The final post from Morocco! After the Sahara Desert trek, we settled into our 2nd AirBnB riad (We stayed in 3 different ones during our trip). And I think this has to be my favourite. Also, the food from our in-house chef was nothing short of amazing. Food cooked in a tagine is just something else. Dinner on this rooftop was definitely a treat.The next day, we made our way to the Jardin Majorelle. It is a beautiful botanical garden previously owned by the late Mr. Yves Saint Laurent himself. An incredible, colourful and vibrant space to explore. We definitely took way too many photos in here haha! Tip: Go early as there can be quite a line up! It opens daily at 8 A.M. And it also does get quite hot in the afternoons, so mornings would be the perfect time to check it out.
- If you're uncomfortable navigating the streets of Marrakech by yourself, hire a local guide. We spoke to our riad and they recommended a trusted local guide to show us around the souks and medina. It's better to get a guide through your hotel or AirBnB, as there are scammers around. It was reasonable for a 2 hour tour around the city, as we only paid 30-40 Dirhams (CAD $4-5 equivalent) Trust me, trying to navigate through the Old Town takes some time. We only got familiar with the place on our last couple of days there. Another great thing about having a guide is that they can help with the bargaining! Our friend Farid snagged us some of the best deals for our Moroccan lamps and ceramics.
- Once you arrive at the airport, get a SIM card. It is ridiculously cheap (by Canadian standards), and comes in handy when you need Google Maps! I think we paid around 100 Dirhams (CAD $10) and got 3GB of data and some local calling time. Another thing to do at the airport - currency exchange. The rates were pretty good, so we changed some Euros here for our time in Morocco. We didn't use any credit cards (I'd say most places don't take credit cards, and ATMs are quite hard to locate), so make sure it is sufficient for your stay there! Ask for some small change as they will come in handy for tips.
- Dress code: For women, I'd advise wearing long skirts and dresses (Maxi dress work great) to avoid stares and unwanted attention from men. (You do not want to be that scantily clad tourist!) It was definitely uncomfortable at some point as they can be quite open about it. (And we were in pants and tops with sleeves) The local women don't show as much skin, and most wear a hijab to cover up. It is also a sign of respect to the locals dressing appropriately. However, if you're in the New Town, we found that it was quite okay to be in shorts and a tank. The New Town is definitely more modernized, and there's stores such as Zara, Mango, Starbucks etc there.
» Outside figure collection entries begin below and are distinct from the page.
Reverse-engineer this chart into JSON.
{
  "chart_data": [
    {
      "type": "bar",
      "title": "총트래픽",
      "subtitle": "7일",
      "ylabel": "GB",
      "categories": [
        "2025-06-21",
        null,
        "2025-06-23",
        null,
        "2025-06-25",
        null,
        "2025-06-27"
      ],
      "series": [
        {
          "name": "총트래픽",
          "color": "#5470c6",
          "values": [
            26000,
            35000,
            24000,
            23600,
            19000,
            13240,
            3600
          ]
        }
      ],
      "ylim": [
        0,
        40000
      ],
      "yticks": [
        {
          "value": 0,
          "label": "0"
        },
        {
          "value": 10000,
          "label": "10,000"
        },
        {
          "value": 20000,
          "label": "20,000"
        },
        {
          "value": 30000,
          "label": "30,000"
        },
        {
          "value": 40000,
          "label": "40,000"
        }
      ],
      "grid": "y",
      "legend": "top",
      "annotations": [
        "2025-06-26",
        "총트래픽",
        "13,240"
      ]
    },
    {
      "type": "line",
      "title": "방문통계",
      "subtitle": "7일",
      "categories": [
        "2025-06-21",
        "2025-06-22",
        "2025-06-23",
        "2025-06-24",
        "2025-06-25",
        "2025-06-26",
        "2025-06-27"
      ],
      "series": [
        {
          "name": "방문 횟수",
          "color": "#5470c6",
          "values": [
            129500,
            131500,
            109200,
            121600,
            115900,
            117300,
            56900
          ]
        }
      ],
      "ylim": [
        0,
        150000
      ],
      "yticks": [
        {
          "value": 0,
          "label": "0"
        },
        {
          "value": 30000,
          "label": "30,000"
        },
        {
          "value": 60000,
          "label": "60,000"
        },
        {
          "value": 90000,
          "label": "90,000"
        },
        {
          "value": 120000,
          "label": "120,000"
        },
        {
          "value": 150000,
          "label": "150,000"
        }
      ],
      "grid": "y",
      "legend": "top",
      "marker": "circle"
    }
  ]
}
Fortunately for guys, you pretty much can wear whatever you want. Oh, and the streets are mostly cobbled, so bring comfortable shoes/sandals for walking.
- Always drink bottled water. We'd usually stock up the day before as it does get quite hot in the afternoons. (We went in May) Or if you prefer, there's always mint tea which is quite delicious I might add.
- Watch your stuff as there are pick pocketers. I mostly brought my phone around for photos as my DSLR would draw too much attention. Also, beware of any help you may receive from strangers. Such as directions when you get lost. (Which will happen) They will ask you for some sort of compensation for "helping", so avoid asking them if possible. It helps to plan your route beforehand, but if you do get lost - this is where your data will come in handy for Google Maps!
- Taxis - Agree on a taxi fare before you step in. There isn't a meter, and they tend to "alter" the pricing once you arrive. Thankfully, our AirBnB host advised us of how much we should expect to pay for a ride back, so we were aware of any overcharging. Be firm on your pricing and don't budge too easily. We did walk away from a cab once as they quoted a price that was completely unreasonable.
- Get to the airport early! (At least 2 hours) Don't be fooled by this small airport in Marrakech. Moroccans are quite relaxed by nature and this is evident in their immigration process. It does take quite a bit of time to finally get to your departure gate.